LogoFDA 510(k) Search
K Number
K973281
Device Name
THE SURGICAL DYNAMICS* S.D. SORB* E-Z TAC*
Manufacturer
UNITED STATES SURGICAL, A DIVISION OF TYCO HEALTHC
Date Cleared
1997-11-03

(62 days)

Product Code
MAI
Regulation Number
888.3030
Type
Traditional
Panel
Orthopedic
Reference & Predicate Devices
K961585,K961578,K953877
Predicate For
N/A
AI/MLSaMDIVD (In Vitro Diagnostic)TherapeuticDiagnosticis PCCP AuthorizedThirdpartyExpeditedreview
Intended Use

The Surgical Dynamics ' S•D sorb • E-Z Tac' is indicated for use in soft tissue to bone fixation for rotator cuff repairs and reattachment of the glenoid labrum and/or inferior glenohumeral ligament.

Device Description

The Surgical Dynamics* S.D sorb* E-Z Tac* is an absorbable implant to be used for affixing soft tissue to bone.

AI/ML Overview

This section of the 510(k) lacks specific acceptance criteria and detailed study information that would allow for a complete table of acceptance criteria and device performance, or a comprehensive description of a study proving the device meets acceptance criteria. The provided text is a summary of safety and effectiveness for a medical device (Surgical Dynamics SD sorb E-Z Tac, a bone anchor) and the FDA's clearance letter.

Based on the provided text, here's what can be extracted and what information is not available:

1. Table of Acceptance Criteria and Reported Device Performance

Acceptance CriteriaReported Device Performance
Not specified in this document. The document states that the device is "substantially equivalent" to predicate devices, which implies that it meets certain general safety and effectiveness standards comparable to those predicates. However, specific, quantifiable acceptance criteria (e.g., tensile strength, degradation rate, biocompatibility metrics, clinical success rates) are not detailed here.Not directly reported in this document. The document does not contain specific test results or clinical outcomes that directly demonstrate performance against quantifiable criteria. It only states that the device is "composed entirely of biocompatible materials which are in compliance with ISO 10993-1 for their intended patient contact profile" and that it is "substantially equivalent" to predicate devices.

Missing Information:

  • Specific numerical or qualitative acceptance criteria for mechanical properties, biocompatibility, degradation, or clinical efficacy.
  • Actual test results or performance metrics from any studies.

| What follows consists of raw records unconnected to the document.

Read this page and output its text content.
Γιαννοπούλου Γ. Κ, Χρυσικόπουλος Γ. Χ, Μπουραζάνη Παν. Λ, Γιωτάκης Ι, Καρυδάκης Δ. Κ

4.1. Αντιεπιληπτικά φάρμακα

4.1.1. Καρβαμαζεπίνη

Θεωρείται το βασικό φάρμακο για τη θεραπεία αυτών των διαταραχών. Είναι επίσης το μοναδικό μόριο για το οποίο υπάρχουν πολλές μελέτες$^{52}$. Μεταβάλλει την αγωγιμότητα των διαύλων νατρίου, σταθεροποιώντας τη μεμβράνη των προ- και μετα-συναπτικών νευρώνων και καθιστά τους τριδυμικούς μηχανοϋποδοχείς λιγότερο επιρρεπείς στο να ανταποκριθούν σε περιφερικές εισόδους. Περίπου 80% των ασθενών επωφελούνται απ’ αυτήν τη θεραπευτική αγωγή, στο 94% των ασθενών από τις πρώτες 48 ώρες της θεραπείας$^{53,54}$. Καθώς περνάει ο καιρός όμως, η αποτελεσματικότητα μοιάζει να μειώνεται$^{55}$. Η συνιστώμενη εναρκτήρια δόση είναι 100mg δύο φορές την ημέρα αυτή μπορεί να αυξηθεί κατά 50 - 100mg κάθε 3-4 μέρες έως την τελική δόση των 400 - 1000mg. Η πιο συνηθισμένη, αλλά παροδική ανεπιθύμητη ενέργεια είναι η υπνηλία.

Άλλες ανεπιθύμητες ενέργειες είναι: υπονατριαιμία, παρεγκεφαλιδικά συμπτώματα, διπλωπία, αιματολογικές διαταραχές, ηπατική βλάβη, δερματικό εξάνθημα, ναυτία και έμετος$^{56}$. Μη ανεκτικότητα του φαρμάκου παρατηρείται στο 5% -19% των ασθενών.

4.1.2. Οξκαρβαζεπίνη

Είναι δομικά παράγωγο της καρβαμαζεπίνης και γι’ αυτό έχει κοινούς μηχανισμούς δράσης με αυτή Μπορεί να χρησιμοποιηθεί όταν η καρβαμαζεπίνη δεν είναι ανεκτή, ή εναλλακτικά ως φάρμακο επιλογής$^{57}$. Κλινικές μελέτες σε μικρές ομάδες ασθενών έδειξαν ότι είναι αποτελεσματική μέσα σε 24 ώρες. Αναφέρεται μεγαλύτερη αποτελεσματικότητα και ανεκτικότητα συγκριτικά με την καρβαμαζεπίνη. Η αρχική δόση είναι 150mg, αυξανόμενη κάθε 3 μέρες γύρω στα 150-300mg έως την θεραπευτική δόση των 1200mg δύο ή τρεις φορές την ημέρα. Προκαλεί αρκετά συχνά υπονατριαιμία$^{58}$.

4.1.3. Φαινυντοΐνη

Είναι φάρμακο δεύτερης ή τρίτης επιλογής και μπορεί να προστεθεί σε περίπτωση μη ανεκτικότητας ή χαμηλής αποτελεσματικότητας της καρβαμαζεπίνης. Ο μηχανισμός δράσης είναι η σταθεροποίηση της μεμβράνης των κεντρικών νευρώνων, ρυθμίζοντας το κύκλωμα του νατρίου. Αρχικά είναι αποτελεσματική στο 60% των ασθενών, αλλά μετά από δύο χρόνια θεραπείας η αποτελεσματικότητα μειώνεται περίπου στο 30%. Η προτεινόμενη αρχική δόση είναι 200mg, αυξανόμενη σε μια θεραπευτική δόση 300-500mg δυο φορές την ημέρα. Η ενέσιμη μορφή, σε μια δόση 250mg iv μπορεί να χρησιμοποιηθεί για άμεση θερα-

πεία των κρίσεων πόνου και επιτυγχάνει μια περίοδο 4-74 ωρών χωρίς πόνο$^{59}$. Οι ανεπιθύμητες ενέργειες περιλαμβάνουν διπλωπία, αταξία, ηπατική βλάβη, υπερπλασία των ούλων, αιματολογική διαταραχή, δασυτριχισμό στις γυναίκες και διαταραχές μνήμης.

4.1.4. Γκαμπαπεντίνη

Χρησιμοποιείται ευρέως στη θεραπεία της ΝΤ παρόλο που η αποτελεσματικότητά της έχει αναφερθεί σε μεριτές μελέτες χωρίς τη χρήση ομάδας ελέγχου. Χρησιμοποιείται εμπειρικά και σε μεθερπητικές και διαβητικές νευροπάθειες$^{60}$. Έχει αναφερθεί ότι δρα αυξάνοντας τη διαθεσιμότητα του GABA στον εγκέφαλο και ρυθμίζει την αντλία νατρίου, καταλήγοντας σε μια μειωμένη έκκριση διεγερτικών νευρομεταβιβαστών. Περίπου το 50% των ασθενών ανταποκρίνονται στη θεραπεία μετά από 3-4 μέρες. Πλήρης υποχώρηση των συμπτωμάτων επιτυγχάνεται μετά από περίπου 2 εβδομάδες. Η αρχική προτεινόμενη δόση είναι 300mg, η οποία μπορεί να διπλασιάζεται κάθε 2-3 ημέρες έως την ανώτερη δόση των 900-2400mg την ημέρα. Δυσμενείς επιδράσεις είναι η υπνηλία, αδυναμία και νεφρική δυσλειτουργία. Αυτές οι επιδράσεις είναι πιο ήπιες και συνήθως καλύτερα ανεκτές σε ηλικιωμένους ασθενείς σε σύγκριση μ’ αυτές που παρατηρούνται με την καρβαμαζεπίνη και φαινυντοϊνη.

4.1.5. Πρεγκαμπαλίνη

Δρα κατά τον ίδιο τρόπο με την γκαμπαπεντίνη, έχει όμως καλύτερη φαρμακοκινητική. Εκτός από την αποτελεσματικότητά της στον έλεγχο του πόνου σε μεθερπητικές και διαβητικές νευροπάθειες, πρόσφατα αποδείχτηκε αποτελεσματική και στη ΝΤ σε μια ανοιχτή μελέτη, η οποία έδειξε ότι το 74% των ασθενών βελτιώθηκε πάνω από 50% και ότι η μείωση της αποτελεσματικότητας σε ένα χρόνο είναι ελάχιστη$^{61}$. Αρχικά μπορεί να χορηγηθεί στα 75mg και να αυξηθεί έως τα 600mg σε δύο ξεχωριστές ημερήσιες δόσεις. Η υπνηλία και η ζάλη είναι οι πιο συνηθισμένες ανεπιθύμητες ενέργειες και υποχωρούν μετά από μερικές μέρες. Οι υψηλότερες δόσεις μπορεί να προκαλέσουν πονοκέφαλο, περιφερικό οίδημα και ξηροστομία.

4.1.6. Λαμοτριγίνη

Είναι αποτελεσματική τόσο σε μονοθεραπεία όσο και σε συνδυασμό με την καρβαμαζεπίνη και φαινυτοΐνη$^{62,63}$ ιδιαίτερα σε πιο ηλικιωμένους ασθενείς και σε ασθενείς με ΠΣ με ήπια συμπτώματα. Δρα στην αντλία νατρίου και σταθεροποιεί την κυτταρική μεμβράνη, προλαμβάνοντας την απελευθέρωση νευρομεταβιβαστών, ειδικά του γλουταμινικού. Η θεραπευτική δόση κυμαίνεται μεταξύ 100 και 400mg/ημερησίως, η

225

2. Sample Sizes Used for the Test Set and Data Provenance

This information is not provided in the document. The text does not describe any specific test set for evaluation, nor does it mention sample sizes or data provenance (e.g., country of origin, retrospective/prospective nature of data).

3. Number of Experts Used to Establish Ground Truth for the Test Set and Qualifications

This information is not provided in the document. The document primarily focuses on regulatory clearance based on substantial equivalence, not on specific clinical studies involving expert adjudication for ground truth.

4. Adjudication Method for the Test Set

This information is not provided in the document.

5. If a Multi-Reader Multi-Case (MRMC) Comparative Effectiveness Study Was Done, and Effect Size

This information is not provided in the document. MRMC studies are typically for imaging or diagnostic devices to assess reader performance with/without AI assistance, which is not relevant to this type of mechanical implant device.

6. If a Standalone (i.e., algorithm only without human-in-the-loop performance) Was Done

This information is not provided and is not applicable. This is a physical, absorbable surgical implant, not a software algorithm.

7. The Type of Ground Truth Used

This information is not explicitly stated as part of a formal "ground truth" establishment for a study in the provided text. The regulatory clearance is based on the device being "substantially equivalent" to predicate devices. This implies that the device design, materials, and intended use are similar enough to already approved devices, which would have had their own evidence of safety and efficacy (their "ground truth" or clinical validity) established prior to their market entry. For this specific 510(k), the "ground truth" for showing safety and effectiveness is implicitly tied to that of the predicate devices and general biocompatibility standards (e.g., ISO 10993-1 compliance).

8. The Sample Size for the Training Set

This information is not provided and is not applicable. This is a physical medical device, not an AI/ML algorithm that would require a "training set."

9. How the Ground Truth for the Training Set Was Established

This information is not provided and is not applicable, as there is no "training set" for this type of device.

Summary of the Study (Based on Provided Text):

The provided document describes a 510(k) Premarket Notification for the Surgical Dynamics* S.D sorb* E-Z Tac* device. This is a regulatory submission process in the U.S. for medical devices.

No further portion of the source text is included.